The year-long pandemic has changed the way we work, live and socialize. It has affected all industries, including housing. Factors that were important to homebuyers 13 months ago are giving way to new ways of thinking and living.
Nationally, according to the National Association of Home Builders, several key trends, including the average size of the home and the number of bedrooms and baths, reversed course due to COVID-19. New homes grew and the proportion of homes with three or four or more bedrooms increased.
However, locally, some homebuyers are more interested in “smaller spaces but better equipped with more practical spaces,” said Nathan Wiley, executive director of Blue Ridge Custom Homes.
Others are opting for more space and “rethinking how they use their homes,” said Vernon McClure, founder and owner of Main Street Homes.
Thanks to interest rates plummeting to all-time lows, McClure’s company saw a huge surge in home sales over the past year. “They were phenomenal last year, even if the cost went up [construction] Products, ”he said.
One thing that home buyers are looking for is energy efficiency.
“This trend is going to be here for the foreseeable future,” said Wiley. “Solar energy was hard to spot in our market for years and now we see it here. The interest in solar energy is greater than in the last 20 years. “
Homeowners are also demanding other features such as improved HVAC systems, water heaters and Energy Star windows and appliances, as well as efficient lighting that uses less energy than traditional lightbulbs.
“Houses are also being insulated better and thicker. New houses are being tested [air] Leak, ”said McClure.
The National Association of Home Builders also points out traits that span health and wellbeing, from zone heating to indoor air quality sensors to promote energy efficiency.
In areas like Los Angeles there is a big push for modern architecture. And builders see that “trickle in here,” said Wiley. “We see that the demand for this product is getting stronger. I think it will grow. “
The look is very clean and simple with square edges, flat roofs and floor to ceiling glass.
“You see a lot of brickwork and not a lot of wood,” said Wiley.
Since the pandemic, many people have been moving from very populous areas to smaller, more suburban areas because they “don’t have to work in the same city they live in,” said Vanessa Poe, vice president of architecture at Richmond Hill Design + Build.
More and more people are moving to Richmond from New York City, she said. “You are looking for a slightly different architectural style. The modern age and / or the modern farmhouse attract more. “
McClure sees the same trend: “We looked at where people are from and about 40% were from out of town, areas like Maryland, New York and New Jersey, denser areas.”
In the Richmond area, the modern peasant style has surpassed the ubiquitous artisan in popularity. The modern farmhouse has clean and simple elements, often with a white exterior and contrasting black windows.
“It’s based on the farmhouse 80 years ago but has some modern elements in it,” said Wiley. “It has gables and large surrounding porches. Inside, it’s simpler with fewer decorations and fewer crown shapes. “
Before COVID-19, homes were “more about entertainment and now we’re designing more to live with,” added Poe.
Spaces that were used for specific purposes are now flexible spaces.
Technology and function
Before the pandemic, homeowners downsized and disappointed, but since COVID-19 they have been issuing
The bathrooms are also seeing changes.
In recent years, the flooring has moved from hardwood floors to luxurious vinyl plank floors that can withstand water and wear and tear.
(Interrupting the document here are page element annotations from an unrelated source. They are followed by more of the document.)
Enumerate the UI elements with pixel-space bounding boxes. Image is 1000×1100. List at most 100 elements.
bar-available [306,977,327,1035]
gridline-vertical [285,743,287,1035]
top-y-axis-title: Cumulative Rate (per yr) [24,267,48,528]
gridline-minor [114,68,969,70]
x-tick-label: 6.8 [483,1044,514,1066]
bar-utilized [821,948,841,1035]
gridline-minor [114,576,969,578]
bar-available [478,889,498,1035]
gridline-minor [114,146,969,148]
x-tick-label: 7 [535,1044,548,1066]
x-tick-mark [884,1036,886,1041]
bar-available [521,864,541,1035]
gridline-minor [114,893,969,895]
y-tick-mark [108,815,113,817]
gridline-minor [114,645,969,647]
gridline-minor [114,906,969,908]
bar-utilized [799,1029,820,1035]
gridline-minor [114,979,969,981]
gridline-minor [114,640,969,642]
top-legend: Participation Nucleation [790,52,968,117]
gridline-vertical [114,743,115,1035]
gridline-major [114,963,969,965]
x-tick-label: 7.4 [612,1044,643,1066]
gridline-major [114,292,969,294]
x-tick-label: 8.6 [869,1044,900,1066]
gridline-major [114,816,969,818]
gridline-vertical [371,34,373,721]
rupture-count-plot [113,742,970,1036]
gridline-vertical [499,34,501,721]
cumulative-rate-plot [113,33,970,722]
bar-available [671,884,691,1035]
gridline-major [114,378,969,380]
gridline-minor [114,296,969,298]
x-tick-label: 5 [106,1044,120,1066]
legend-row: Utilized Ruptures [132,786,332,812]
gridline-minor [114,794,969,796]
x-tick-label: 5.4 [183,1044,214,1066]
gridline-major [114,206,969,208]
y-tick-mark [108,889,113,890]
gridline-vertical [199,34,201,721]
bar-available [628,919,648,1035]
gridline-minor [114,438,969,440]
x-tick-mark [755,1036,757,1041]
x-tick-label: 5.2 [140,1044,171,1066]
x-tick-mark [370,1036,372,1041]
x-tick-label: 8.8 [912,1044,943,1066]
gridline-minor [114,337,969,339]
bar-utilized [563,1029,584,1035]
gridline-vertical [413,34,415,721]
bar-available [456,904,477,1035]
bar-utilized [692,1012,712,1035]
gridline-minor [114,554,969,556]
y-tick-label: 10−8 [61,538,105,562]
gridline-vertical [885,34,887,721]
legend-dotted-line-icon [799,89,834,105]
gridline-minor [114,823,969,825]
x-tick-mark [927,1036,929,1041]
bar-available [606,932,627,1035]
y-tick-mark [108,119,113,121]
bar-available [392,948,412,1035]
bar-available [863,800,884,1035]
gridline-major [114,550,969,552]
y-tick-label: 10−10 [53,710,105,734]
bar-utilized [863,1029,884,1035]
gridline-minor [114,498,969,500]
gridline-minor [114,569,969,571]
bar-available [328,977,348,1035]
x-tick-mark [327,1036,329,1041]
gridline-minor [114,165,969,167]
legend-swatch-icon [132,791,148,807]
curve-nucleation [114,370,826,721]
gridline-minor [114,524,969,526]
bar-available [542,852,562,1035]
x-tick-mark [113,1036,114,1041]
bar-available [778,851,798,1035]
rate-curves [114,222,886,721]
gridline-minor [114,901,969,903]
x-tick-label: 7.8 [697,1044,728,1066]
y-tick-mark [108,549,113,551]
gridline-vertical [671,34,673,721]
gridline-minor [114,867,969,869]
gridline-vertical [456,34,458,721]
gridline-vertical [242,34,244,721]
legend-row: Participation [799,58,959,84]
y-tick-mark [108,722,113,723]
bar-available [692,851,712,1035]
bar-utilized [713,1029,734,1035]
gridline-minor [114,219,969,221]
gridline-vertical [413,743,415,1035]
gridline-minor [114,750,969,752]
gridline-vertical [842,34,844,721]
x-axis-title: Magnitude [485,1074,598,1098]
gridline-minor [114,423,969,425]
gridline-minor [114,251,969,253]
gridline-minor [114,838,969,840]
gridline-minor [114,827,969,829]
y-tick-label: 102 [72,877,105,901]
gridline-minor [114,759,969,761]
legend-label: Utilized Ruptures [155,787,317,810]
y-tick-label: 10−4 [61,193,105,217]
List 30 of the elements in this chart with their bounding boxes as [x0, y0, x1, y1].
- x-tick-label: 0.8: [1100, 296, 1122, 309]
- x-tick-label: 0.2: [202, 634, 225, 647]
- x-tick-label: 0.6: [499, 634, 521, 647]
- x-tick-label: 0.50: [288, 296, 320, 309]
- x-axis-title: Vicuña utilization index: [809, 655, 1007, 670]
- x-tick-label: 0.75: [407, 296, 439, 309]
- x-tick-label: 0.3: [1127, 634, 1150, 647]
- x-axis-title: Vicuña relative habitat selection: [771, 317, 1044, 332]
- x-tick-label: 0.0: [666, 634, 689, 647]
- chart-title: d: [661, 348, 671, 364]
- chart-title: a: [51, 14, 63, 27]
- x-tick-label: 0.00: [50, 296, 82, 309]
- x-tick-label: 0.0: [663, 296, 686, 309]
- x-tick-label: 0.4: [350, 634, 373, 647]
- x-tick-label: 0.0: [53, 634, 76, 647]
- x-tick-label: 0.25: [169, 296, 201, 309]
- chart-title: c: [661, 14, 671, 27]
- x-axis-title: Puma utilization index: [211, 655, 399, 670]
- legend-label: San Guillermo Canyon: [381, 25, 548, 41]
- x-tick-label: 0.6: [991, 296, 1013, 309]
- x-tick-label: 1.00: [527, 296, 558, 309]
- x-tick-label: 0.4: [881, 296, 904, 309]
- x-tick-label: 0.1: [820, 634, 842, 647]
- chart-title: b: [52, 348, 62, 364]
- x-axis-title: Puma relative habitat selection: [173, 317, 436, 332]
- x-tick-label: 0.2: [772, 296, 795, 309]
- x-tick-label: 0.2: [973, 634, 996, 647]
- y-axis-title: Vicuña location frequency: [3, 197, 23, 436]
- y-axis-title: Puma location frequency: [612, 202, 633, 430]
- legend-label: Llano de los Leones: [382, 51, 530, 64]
Mudrooms are just as popular as dog washing stations. “During the pandemic, everyone has adopted pets and animals are family members,” Poe said. “In addition to the dog wash stations, they’re adding a dog bed nook in an empty space under the previously closed staircase. They’re also adding more leash storage and a drop zone near the door.”
Other trends include double offices, nooks and crannies around the house for everything from reading to the gym, and gourmet kitchens as people eat more at home.
Homeowners are also looking for technology in their homes. “You could spend up to $ 100,000 if you want to take the technology to the point where you can control just about anything like lighting, heating, air conditioning, window treatments, and so on,” said Wiley.
Since the pandemic, homeowners have also been adding theater rooms, home offices, and swimming pools.
“In general, people who were forced to stay at home have come to realize the things they don’t like about their home,” said Wiley, adding that they are now including those features.
Cross-generational homes are on the rise and offer master suites on the upper and lower floors. “We also make washrooms on the first and second floors, or we can put a small, stackable washer and dryer in the master,” Poe said.
On the flip side, people are looking for new townhouses that have outside spaces and activities to help them distance themselves. “Dog parks are a must in these parts of town,” said McClure.